In principle, I would expect that it would be equivalent to use PANLWT looking backwards (employed in t-1 and unemployed in t) with LNKFW1MWT looking forward (employed in t and unemployed in t+1). That is not at all the case though; PANLWT seems to be giving reasonable aggregates at a point in time (very similar to using WTFINL) but LNKFW1MWT is way off.

To give an example, in a sample where I have dropped those under 15 and those in the armed forces:

sum employed if time==tm(2018m6) [aw=LNKFW1MWT], which is equivalent to
sum f.employed if time==tm(2018m6) [aw=LNKFW1MWT]
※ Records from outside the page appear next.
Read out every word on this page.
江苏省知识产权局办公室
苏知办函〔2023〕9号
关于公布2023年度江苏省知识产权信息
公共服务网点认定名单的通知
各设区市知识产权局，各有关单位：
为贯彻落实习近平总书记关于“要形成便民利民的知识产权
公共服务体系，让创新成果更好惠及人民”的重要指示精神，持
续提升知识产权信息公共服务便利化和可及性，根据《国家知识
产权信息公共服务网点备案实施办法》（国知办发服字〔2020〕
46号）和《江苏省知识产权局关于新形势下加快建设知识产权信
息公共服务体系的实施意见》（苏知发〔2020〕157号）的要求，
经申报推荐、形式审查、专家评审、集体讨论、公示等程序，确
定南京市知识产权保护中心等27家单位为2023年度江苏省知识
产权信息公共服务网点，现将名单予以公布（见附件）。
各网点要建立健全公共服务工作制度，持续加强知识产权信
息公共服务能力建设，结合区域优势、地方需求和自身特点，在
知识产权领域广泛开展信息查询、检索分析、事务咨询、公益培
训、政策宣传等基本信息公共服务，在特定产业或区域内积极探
gives a weight of around 196 million.

While

sum l.employed if time==tm(2018m6) [aw=PANLWT], which is equivalent to
sum employed if time==tm(2018m6) [aw=PANLWT],

gives a weight of 257 million, very close to the 261 million weight from WTFINL. In this example, employed=(empstat==10 | empstat==12).

Can you please advise on how to deal with this? The above discussion only partially addresses my issue as I don’t only want a simple gross flow analysis, but I am also interested in an individual-level analysis (people who had jobs and lost them), so mere aggregates will not suffice.

As long as I understand your application correctly, you should be using the PANLWT variable. This weight variable is specifically designed for the sort of analysis you are implementing. This is because PANLWT adjusts the weight value based on the fact that not all people are linked between months 1 and 2 and uses sampling weights from the second month (while LNKFW1MWT uses sampling weights from the first month). This is the key difference between PANLWT and LNKFW1MWT and is likely what is driving the discrepancy between each method you show here.

Thanks Jeff; I tried both and the ratios I was looking for were very similar.

I have a related question now that I started to doing some exploratory regressions. You did mention above the nice paper by Solon et al on regression weighting; I think it has to be taken into account in my case given different sampling probabilities, but beyond that, I am struggling to understand whether I need the ASEC replicate weights in my monthly samples. While it is very clear that I do need it for the March supplement, I have not found any direction on what to do with only the monthly samples.

Moreover, should I need to use the replicate weights, should I merge with my main file on CPSIDP and year?

Thanks!

This is a good question that I am not well-equipped to answer for several reasons. First, the standard of practice regarding sampling weights varies across disciplines within the social sciences. Therefore, it may be best to discuss this with a colleague within your specific field of study. Second, replicate weights are only made available for the ASEC samples within the CPS data. Therefore, although it may seem theoretically worthwhile to apply replicate weights to the basic monthly samples, there is no clean way to do this.

I will say that applying replicate weights typically does not change the size of the standard error around estimates dramatically. So, while it may seem feasible to merge sampling weights from the ASEC sample onto basic monthly samples, this merge may inject more bias into the variance estimates than is reduced by using replicate weights.

Got it, thanks a lot Jeff!